Depuis le Maroc, la nouvelle présidente de l’IMA plaide pour une coopération culturelle plus ambitieuse avec le Royaume (interview)
À la tête de l’Institut du monde arabe depuis quelques mois, Anne-Claire Legendre veut transformer cette institution patrimoniale basée à Paris en plateforme vivante, capable de parler aux nouvelles générations sans renoncer à l’histoire. Le Maroc y occupe une place de choix, de l’héritage andalou aux industries créatives, en passant par la Coupe du monde 2030.
L'essentiel
- À l’approche du 40e anniversaire de l’IMA en 2027, Anne-Claire Legendre veut engager une nouvelle étape pour l’institution : un lieu plus ouvert, plus attractif pour les jeunes et davantage tourné vers les nouveaux langages culturels.
- Partenaire fondateur de l’Institut du monde arabe, le Maroc occupera une place importante dans la saison 2026-2027, notamment à travers les expositions "Vive la Mariée !" et "Les Secrets de l’Alhambra".

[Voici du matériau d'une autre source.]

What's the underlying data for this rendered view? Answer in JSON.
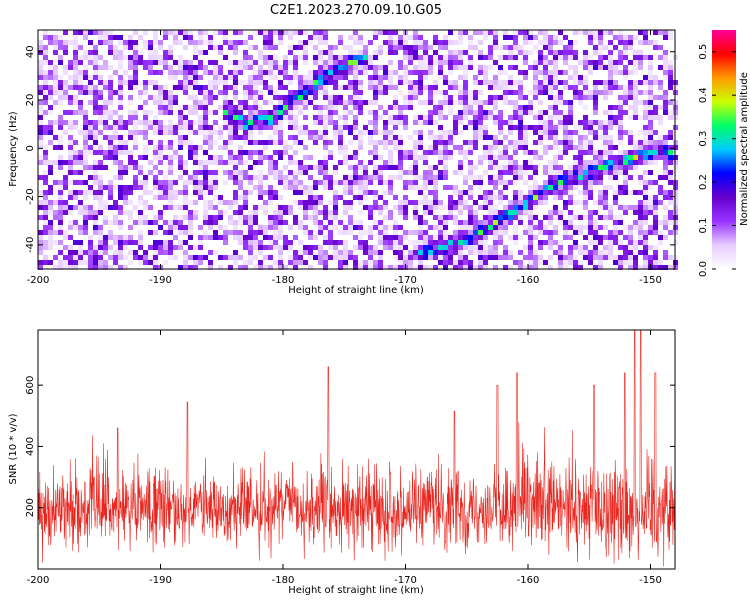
{
  "title": "C2E1.2023.270.09.10.G05",
  "chart_data": [
    {
      "type": "heatmap",
      "xlabel": "Height of straight line (km)",
      "ylabel": "Frequency (Hz)",
      "xlim": [
        -200,
        -148
      ],
      "ylim": [
        -50,
        49
      ],
      "xticks": [
        -200,
        -190,
        -180,
        -170,
        -160,
        -150
      ],
      "yticks": [
        -40,
        -20,
        0,
        20,
        40
      ],
      "colorbar": {
        "label": "Normalized spectral amplitude",
        "range": [
          0,
          0.55
        ],
        "ticks": [
          0.0,
          0.1,
          0.2,
          0.3,
          0.4,
          0.5
        ],
        "colormap": [
          "#ffffff",
          "#e6ccff",
          "#9933ff",
          "#6600cc",
          "#0000ff",
          "#00ccff",
          "#00ff66",
          "#ccff00",
          "#ff9900",
          "#ff0000",
          "#ff0099"
        ]
      },
      "ridges": [
        {
          "x": [
            -185,
            -183,
            -181,
            -179,
            -177,
            -175,
            -173
          ],
          "y": [
            16,
            10,
            12,
            20,
            28,
            34,
            38
          ]
        },
        {
          "x": [
            -169,
            -165,
            -161,
            -158,
            -155,
            -152,
            -149,
            -148
          ],
          "y": [
            -44,
            -38,
            -26,
            -15,
            -10,
            -5,
            0,
            -4
          ]
        }
      ]
    },
    {
      "type": "line",
      "xlabel": "Height of straight line (km)",
      "ylabel": "SNR (10 * v/v)",
      "xlim": [
        -200,
        -148
      ],
      "ylim": [
        0,
        780
      ],
      "xticks": [
        -200,
        -190,
        -180,
        -170,
        -160,
        -150
      ],
      "yticks": [
        200,
        400,
        600
      ],
      "color": "#e8261f",
      "baseline": 195,
      "noise_band": [
        90,
        320
      ],
      "peaks": [
        {
          "x": -193.5,
          "y": 460
        },
        {
          "x": -187.8,
          "y": 545
        },
        {
          "x": -176.3,
          "y": 660
        },
        {
          "x": -166.0,
          "y": 515
        },
        {
          "x": -162.5,
          "y": 600
        },
        {
          "x": -160.9,
          "y": 640
        },
        {
          "x": -154.6,
          "y": 600
        },
        {
          "x": -152.1,
          "y": 640
        },
        {
          "x": -151.3,
          "y": 780
        },
        {
          "x": -150.8,
          "y": 780
        },
        {
          "x": -149.6,
          "y": 640
        }
      ]
    }
  ]
}
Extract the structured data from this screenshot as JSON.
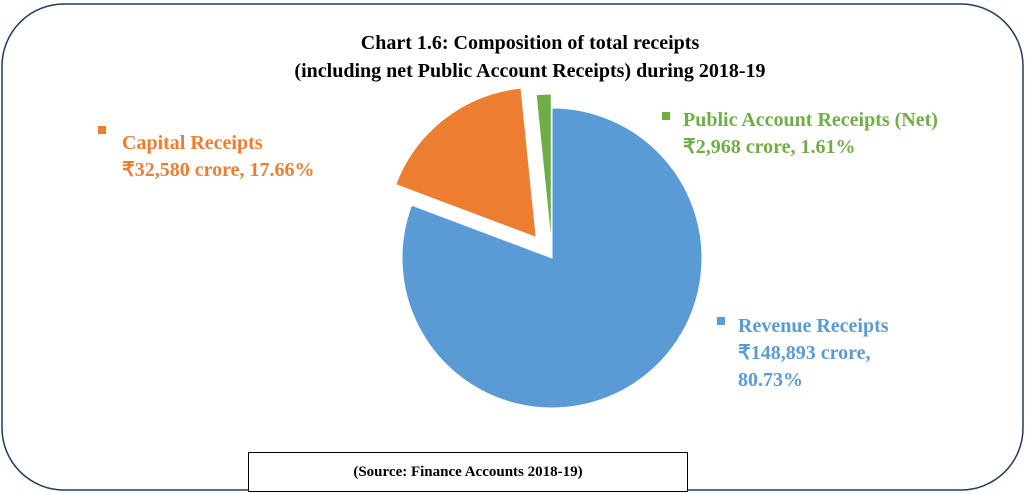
{
  "chart_data": {
    "type": "pie",
    "title": "Chart 1.6: Composition of total receipts",
    "subtitle": "(including net Public Account Receipts) during 2018-19",
    "categories": [
      "Revenue Receipts",
      "Capital Receipts",
      "Public Account Receipts (Net)"
    ],
    "values": [
      80.73,
      17.66,
      1.61
    ],
    "value_labels": [
      "₹148,893 crore, 80.73%",
      "₹32,580 crore, 17.66%",
      "₹2,968 crore, 1.61%"
    ],
    "colors": [
      "#5b9bd5",
      "#ed7d31",
      "#70ad47"
    ],
    "source": "(Source: Finance Accounts 2018-19)"
  }
}
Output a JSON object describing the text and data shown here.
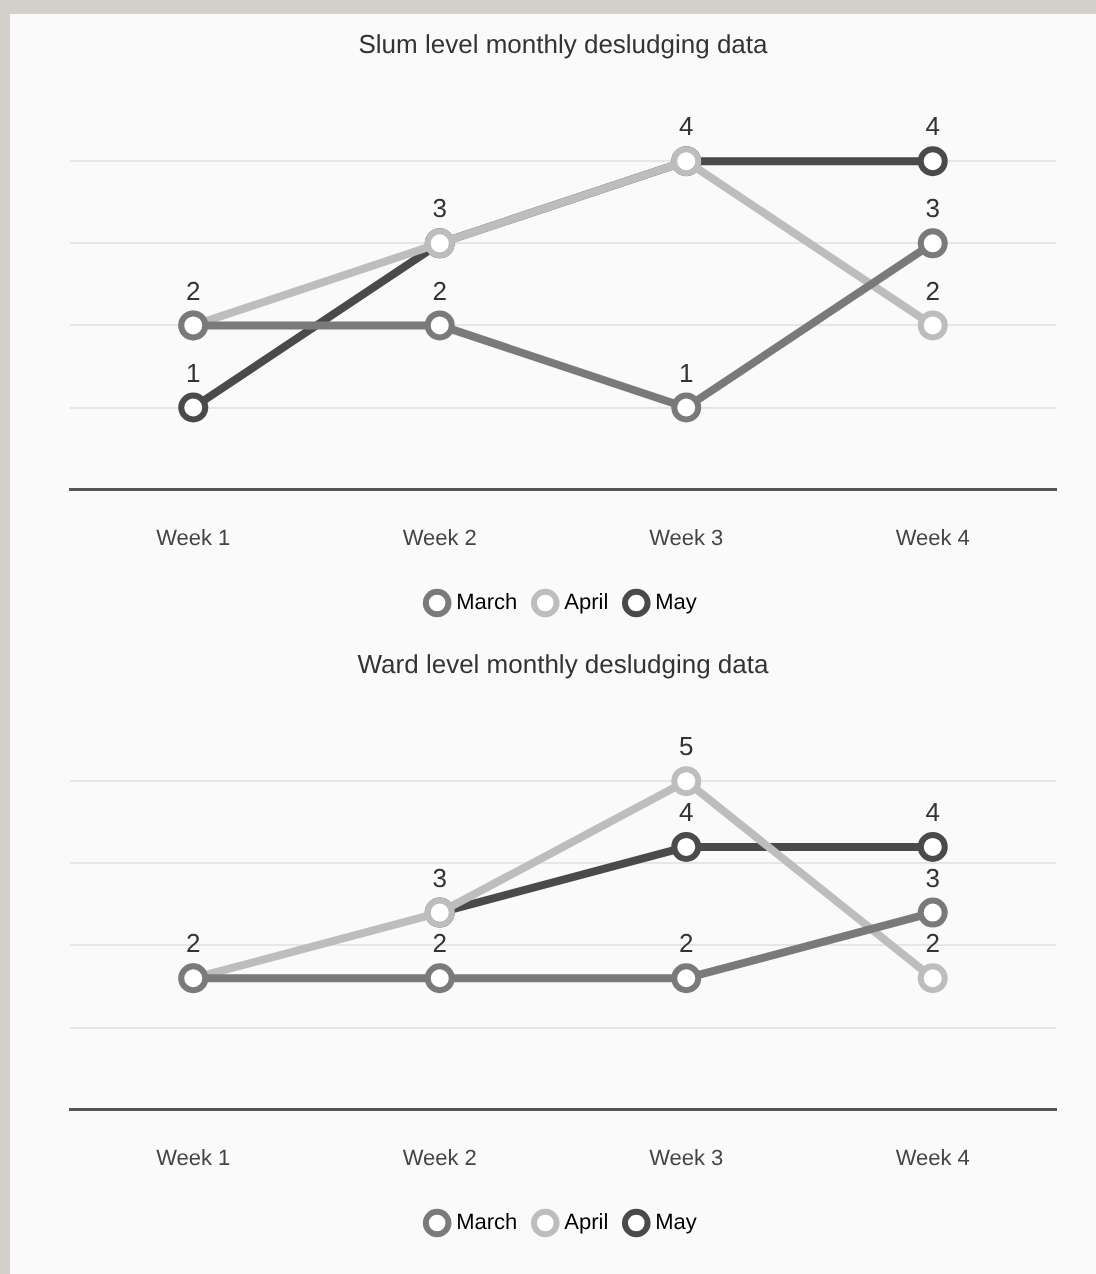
{
  "chart_data": [
    {
      "type": "line",
      "title": "Slum level monthly desludging data",
      "categories": [
        "Week 1",
        "Week 2",
        "Week 3",
        "Week 4"
      ],
      "series": [
        {
          "name": "March",
          "color": "#7a7a7a",
          "values": [
            2,
            2,
            1,
            3
          ],
          "value_labels": [
            null,
            "2",
            "1",
            "3"
          ]
        },
        {
          "name": "April",
          "color": "#bdbdbd",
          "values": [
            2,
            3,
            4,
            2
          ],
          "value_labels": [
            "2",
            "3",
            "4",
            "2"
          ]
        },
        {
          "name": "May",
          "color": "#4a4a4a",
          "values": [
            1,
            3,
            4,
            4
          ],
          "value_labels": [
            "1",
            null,
            null,
            "4"
          ]
        }
      ],
      "ylim": [
        0,
        4
      ],
      "yticks": [
        {
          "value": 1,
          "label": null
        },
        {
          "value": 2,
          "label": null
        },
        {
          "value": 3,
          "label": null
        },
        {
          "value": 4,
          "label": null
        }
      ],
      "tick_labels": "x",
      "grid": "y",
      "legend": "bottom",
      "marker": "circle",
      "line_style": "solid"
    },
    {
      "type": "line",
      "title": "Ward level monthly desludging data",
      "categories": [
        "Week 1",
        "Week 2",
        "Week 3",
        "Week 4"
      ],
      "series": [
        {
          "name": "March",
          "color": "#7a7a7a",
          "values": [
            2,
            2,
            2,
            3
          ],
          "value_labels": [
            "2",
            "2",
            "2",
            "3"
          ]
        },
        {
          "name": "April",
          "color": "#bdbdbd",
          "values": [
            2,
            3,
            5,
            2
          ],
          "value_labels": [
            null,
            null,
            "5",
            "2"
          ]
        },
        {
          "name": "May",
          "color": "#4a4a4a",
          "values": [
            null,
            3,
            4,
            4
          ],
          "value_labels": [
            null,
            "3",
            "4",
            "4"
          ]
        }
      ],
      "ylim": [
        0,
        5
      ],
      "yticks": [
        {
          "value": 1.25,
          "label": null
        },
        {
          "value": 2.5,
          "label": null
        },
        {
          "value": 3.75,
          "label": null
        },
        {
          "value": 5,
          "label": null
        }
      ],
      "tick_labels": "x",
      "grid": "y",
      "legend": "bottom",
      "marker": "circle",
      "line_style": "solid"
    }
  ]
}
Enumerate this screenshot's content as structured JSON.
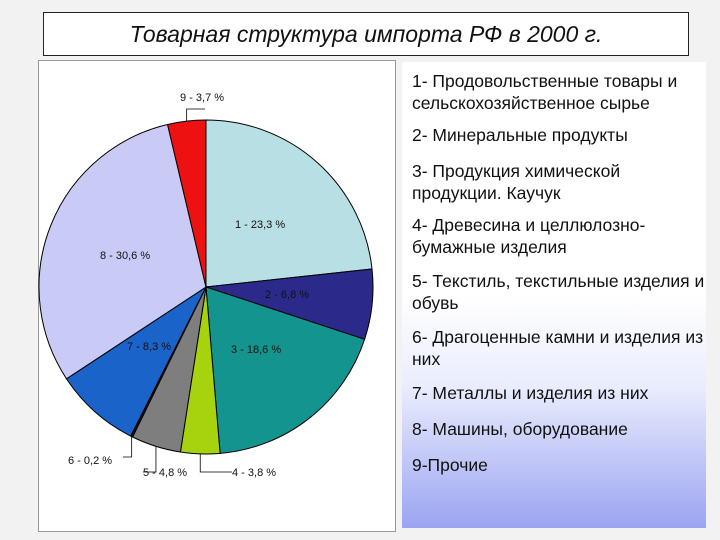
{
  "title": "Товарная структура импорта РФ в 2000 г.",
  "chart_data": {
    "type": "pie",
    "title": "Товарная структура импорта РФ в 2000 г.",
    "slices": [
      {
        "id": 1,
        "label": "1 - 23,3 %",
        "value": 23.3,
        "color": "#b8e0e4"
      },
      {
        "id": 2,
        "label": "2 - 6,8 %",
        "value": 6.8,
        "color": "#2b2a8a"
      },
      {
        "id": 3,
        "label": "3 - 18,6 %",
        "value": 18.6,
        "color": "#14948f"
      },
      {
        "id": 4,
        "label": "4 - 3,8 %",
        "value": 3.8,
        "color": "#a6d20e"
      },
      {
        "id": 5,
        "label": "5 - 4,8 %",
        "value": 4.8,
        "color": "#7e7e7e"
      },
      {
        "id": 6,
        "label": "6 - 0,2 %",
        "value": 0.2,
        "color": "#111111"
      },
      {
        "id": 7,
        "label": "7 - 8,3 %",
        "value": 8.3,
        "color": "#1a63c8"
      },
      {
        "id": 8,
        "label": "8 - 30,6 %",
        "value": 30.6,
        "color": "#c9caf6"
      },
      {
        "id": 9,
        "label": "9 - 3,7 %",
        "value": 3.7,
        "color": "#ee1111"
      }
    ],
    "legend": [
      "1- Продовольственные товары и сельскохозяйственное сырье",
      "2- Минеральные продукты",
      "3- Продукция химической продукции. Каучук",
      "4- Древесина и целлюлозно-бумажные изделия",
      "5- Текстиль, текстильные изделия и обувь",
      "6- Драгоценные камни и изделия из них",
      "7- Металлы и изделия из них",
      "8- Машины, оборудование",
      "9-Прочие"
    ],
    "legend_position": "right"
  }
}
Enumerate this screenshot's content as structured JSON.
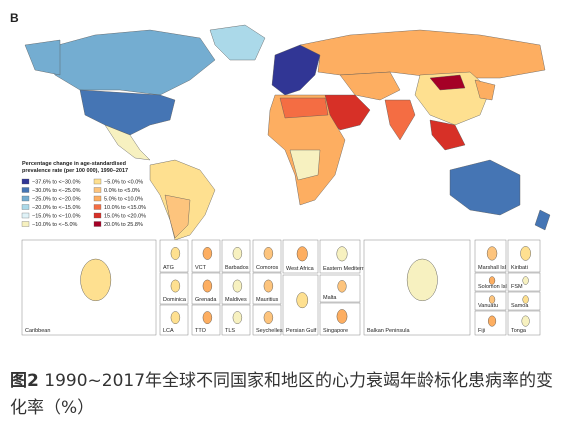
{
  "panel_label": "B",
  "legend": {
    "title_lines": [
      "Percentage change in age-standardised",
      "prevalence rate (per 100 000), 1990–2017"
    ],
    "items": [
      {
        "label": "−37.6% to <−30.0%",
        "color": "#313695"
      },
      {
        "label": "−30.0% to <−25.0%",
        "color": "#4575b4"
      },
      {
        "label": "−25.0% to <−20.0%",
        "color": "#74add1"
      },
      {
        "label": "−20.0% to <−15.0%",
        "color": "#abd9e9"
      },
      {
        "label": "−15.0% to <−10.0%",
        "color": "#e0f3f8"
      },
      {
        "label": "−10.0% to <−5.0%",
        "color": "#f7f1c0"
      },
      {
        "label": "−5.0% to <0.0%",
        "color": "#fee090"
      },
      {
        "label": "0.0% to <5.0%",
        "color": "#fdc47d"
      },
      {
        "label": "5.0% to <10.0%",
        "color": "#fdae61"
      },
      {
        "label": "10.0% to <15.0%",
        "color": "#f46d43"
      },
      {
        "label": "15.0% to <20.0%",
        "color": "#d73027"
      },
      {
        "label": "20.0% to 25.8%",
        "color": "#a50026"
      }
    ]
  },
  "insets": [
    "ATG",
    "VCT",
    "Barbados",
    "Comoros",
    "Dominica",
    "Grenada",
    "Maldives",
    "Mauritius",
    "LCA",
    "TTO",
    "TLS",
    "Seychelles",
    "Caribbean",
    "West Africa",
    "Eastern Mediterranean",
    "Malta",
    "Persian Gulf",
    "Singapore",
    "Balkan Peninsula",
    "Marshall Isl",
    "Kiribati",
    "Solomon Isl",
    "FSM",
    "Vanuatu",
    "Samoa",
    "Fiji",
    "Tonga"
  ],
  "caption": {
    "figure_label": "图2",
    "text": "1990~2017年全球不同国家和地区的心力衰竭年龄标化患病率的变化率（%）"
  }
}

- L’IMA entend donner une caisse de résonance européenne et internationale à la dynamique culturelle marocaine, en particulier dans les industries créatives : mode, design, gaming, animation, art contemporain et livre.
- À l’approche du Mondial 2030, Anne-Claire Legendre voit dans la culture un levier essentiel pour promouvoir l’image d’un Maroc créatif, ouvert et tourné vers l’avenir.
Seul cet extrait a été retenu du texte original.